The term ‘capacity ratio’ is certainly unfamiliar to laypeople. Capacity ratio refers to the ratio of the nominal power of components in a photovoltaic power plant to the rated output power of the inverter.

If designed according to a 1:1 capacity ratio of the photovoltaic system, the output power of the components cannot reach the nominal power, and the capacity of the inverter will be wasted.

Based on the current technology mastered, adopting ultra configuration design can improve the comprehensive utilization rate of photovoltaic systems, reduce the system’s electricity cost, and is also an effective way and means to increase revenue.

The capacitance ratio is related to the nominal power of the component and the rated power of the inverter, and is affected by external factors. The capacitance ratio is mainly affected by three factors, with significant differences in irradiance in different regions.

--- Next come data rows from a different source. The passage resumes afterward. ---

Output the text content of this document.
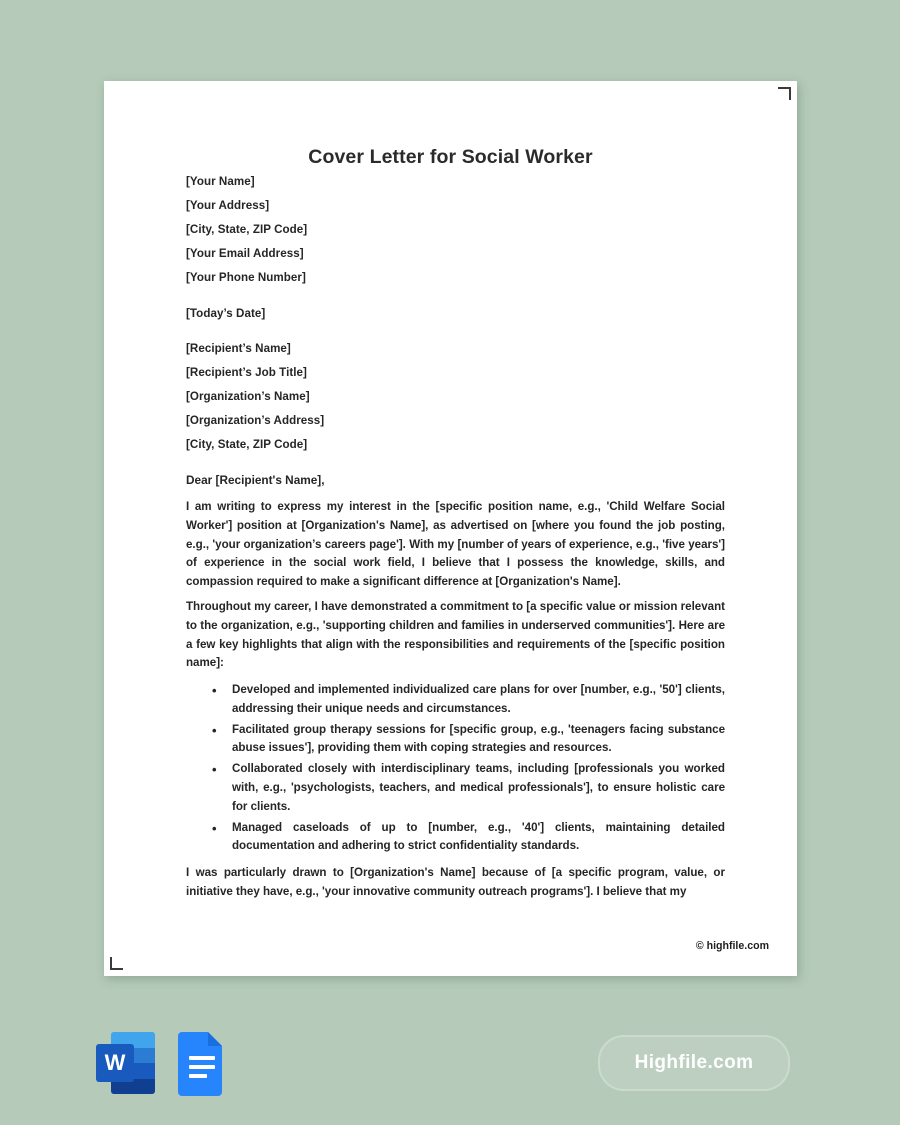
Cover Letter for Social Worker

[Your Name]

[Your Address]

[City, State, ZIP Code]

[Your Email Address]

[Your Phone Number]

[Today’s Date]

[Recipient’s Name]

[Recipient’s Job Title]

[Organization’s Name]

[Organization’s Address]

[City, State, ZIP Code]

Dear [Recipient's Name],

I am writing to express my interest in the [specific position name, e.g., 'Child Welfare Social Worker'] position at [Organization's Name], as advertised on [where you found the job posting, e.g., 'your organization’s careers page']. With my [number of years of experience, e.g., 'five years'] of experience in the social work field, I believe that I possess the knowledge, skills, and compassion required to make a significant difference at [Organization's Name].

Throughout my career, I have demonstrated a commitment to [a specific value or mission relevant to the organization, e.g., 'supporting children and families in underserved communities']. Here are a few key highlights that align with the responsibilities and requirements of the [specific position name]:

• Developed and implemented individualized care plans for over [number, e.g., '50'] clients, addressing their unique needs and circumstances.
• Facilitated group therapy sessions for [specific group, e.g., 'teenagers facing substance abuse issues'], providing them with coping strategies and resources.
• Collaborated closely with interdisciplinary teams, including [professionals you worked with, e.g., 'psychologists, teachers, and medical professionals'], to ensure holistic care for clients.
• Managed caseloads of up to [number, e.g., '40'] clients, maintaining detailed documentation and adhering to strict confidentiality standards.

I was particularly drawn to [Organization's Name] because of [a specific program, value, or initiative they have, e.g., 'your innovative community outreach programs']. I believe that my

© highfile.com
W	Highfile.com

According to existing experimental data, even within the same region, there are significant differences in internal radiation levels in different places due to different annual irradiance levels;

The various links of photovoltaic module power output will have power losses, including system losses such as DC accessories, cables, and various devices. Due to the existence of system losses, the module is difficult to work at full load, and the actual output power is only about 90% of the rated power of the inverter;

In addition, the investment cost of the power station, the grid electricity price, and the attenuation caused by component performance differences will all have a certain impact on the setting of the capacity ratio.

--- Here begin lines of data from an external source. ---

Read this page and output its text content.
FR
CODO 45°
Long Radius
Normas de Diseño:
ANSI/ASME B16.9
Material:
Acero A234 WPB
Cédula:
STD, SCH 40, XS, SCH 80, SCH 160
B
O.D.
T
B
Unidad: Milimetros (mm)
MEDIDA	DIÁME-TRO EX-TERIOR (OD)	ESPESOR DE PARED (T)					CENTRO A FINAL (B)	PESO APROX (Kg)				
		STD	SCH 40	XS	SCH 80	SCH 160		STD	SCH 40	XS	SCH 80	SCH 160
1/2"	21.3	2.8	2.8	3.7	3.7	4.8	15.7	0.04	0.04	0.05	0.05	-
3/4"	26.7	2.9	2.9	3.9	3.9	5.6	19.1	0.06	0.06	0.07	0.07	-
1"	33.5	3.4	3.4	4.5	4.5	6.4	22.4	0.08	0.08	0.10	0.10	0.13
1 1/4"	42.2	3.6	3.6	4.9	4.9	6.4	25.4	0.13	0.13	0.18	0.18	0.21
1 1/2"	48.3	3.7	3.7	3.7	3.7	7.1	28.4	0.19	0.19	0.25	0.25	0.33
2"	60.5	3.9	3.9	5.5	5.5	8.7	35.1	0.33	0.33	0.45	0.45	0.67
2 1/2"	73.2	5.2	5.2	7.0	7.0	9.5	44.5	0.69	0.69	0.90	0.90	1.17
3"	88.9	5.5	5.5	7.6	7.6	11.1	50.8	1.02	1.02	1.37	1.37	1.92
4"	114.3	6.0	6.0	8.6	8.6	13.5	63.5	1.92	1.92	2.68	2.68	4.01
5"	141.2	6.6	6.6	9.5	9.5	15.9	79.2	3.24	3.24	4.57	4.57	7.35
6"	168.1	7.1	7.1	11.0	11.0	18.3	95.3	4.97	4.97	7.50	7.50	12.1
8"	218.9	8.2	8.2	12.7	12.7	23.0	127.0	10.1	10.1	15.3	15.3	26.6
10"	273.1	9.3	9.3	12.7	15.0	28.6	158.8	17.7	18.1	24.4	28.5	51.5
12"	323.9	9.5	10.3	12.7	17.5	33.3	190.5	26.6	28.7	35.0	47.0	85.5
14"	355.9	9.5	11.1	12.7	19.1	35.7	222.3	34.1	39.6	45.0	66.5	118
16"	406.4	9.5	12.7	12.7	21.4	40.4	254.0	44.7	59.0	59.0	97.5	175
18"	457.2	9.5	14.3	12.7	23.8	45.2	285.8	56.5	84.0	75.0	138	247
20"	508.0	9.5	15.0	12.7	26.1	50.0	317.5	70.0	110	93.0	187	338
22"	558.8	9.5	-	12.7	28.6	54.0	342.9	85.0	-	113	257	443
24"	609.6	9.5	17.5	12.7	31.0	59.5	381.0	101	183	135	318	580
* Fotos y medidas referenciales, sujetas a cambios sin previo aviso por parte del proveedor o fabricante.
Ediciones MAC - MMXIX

The calculation principle of capacity ratio generally follows two types. The first type is to compensate for exceeding the limit, and to increase the system capacity ratio based on the principle that the system will not experience power limiting;

The second type is active overmatching, which increases the system capacity ratio based on the principle of minimizing the system LCOE. This is to consider the power limitation of the inverter or the loss of some energy.

However, from the perspective of comprehensive investment and production, the overall electricity cost will reach a low value. By appropriately increasing the capacity ratio of components and inverters, the comprehensive utilization rate of the inverter can be improved, and the economic benefits of the power station will also be improved.

The level of capacity ratio is related to whether the inverter can operate at full load, without causing capacity waste, and better utilizing the economy of the photovoltaic system.

Therefore, designing a reasonable system capacity ratio is particularly important. Given the different conditions in each resource area, there may be differences in temperature, electricity price levels, and other aspects, and the actual capacity ratio depends on the specific situation.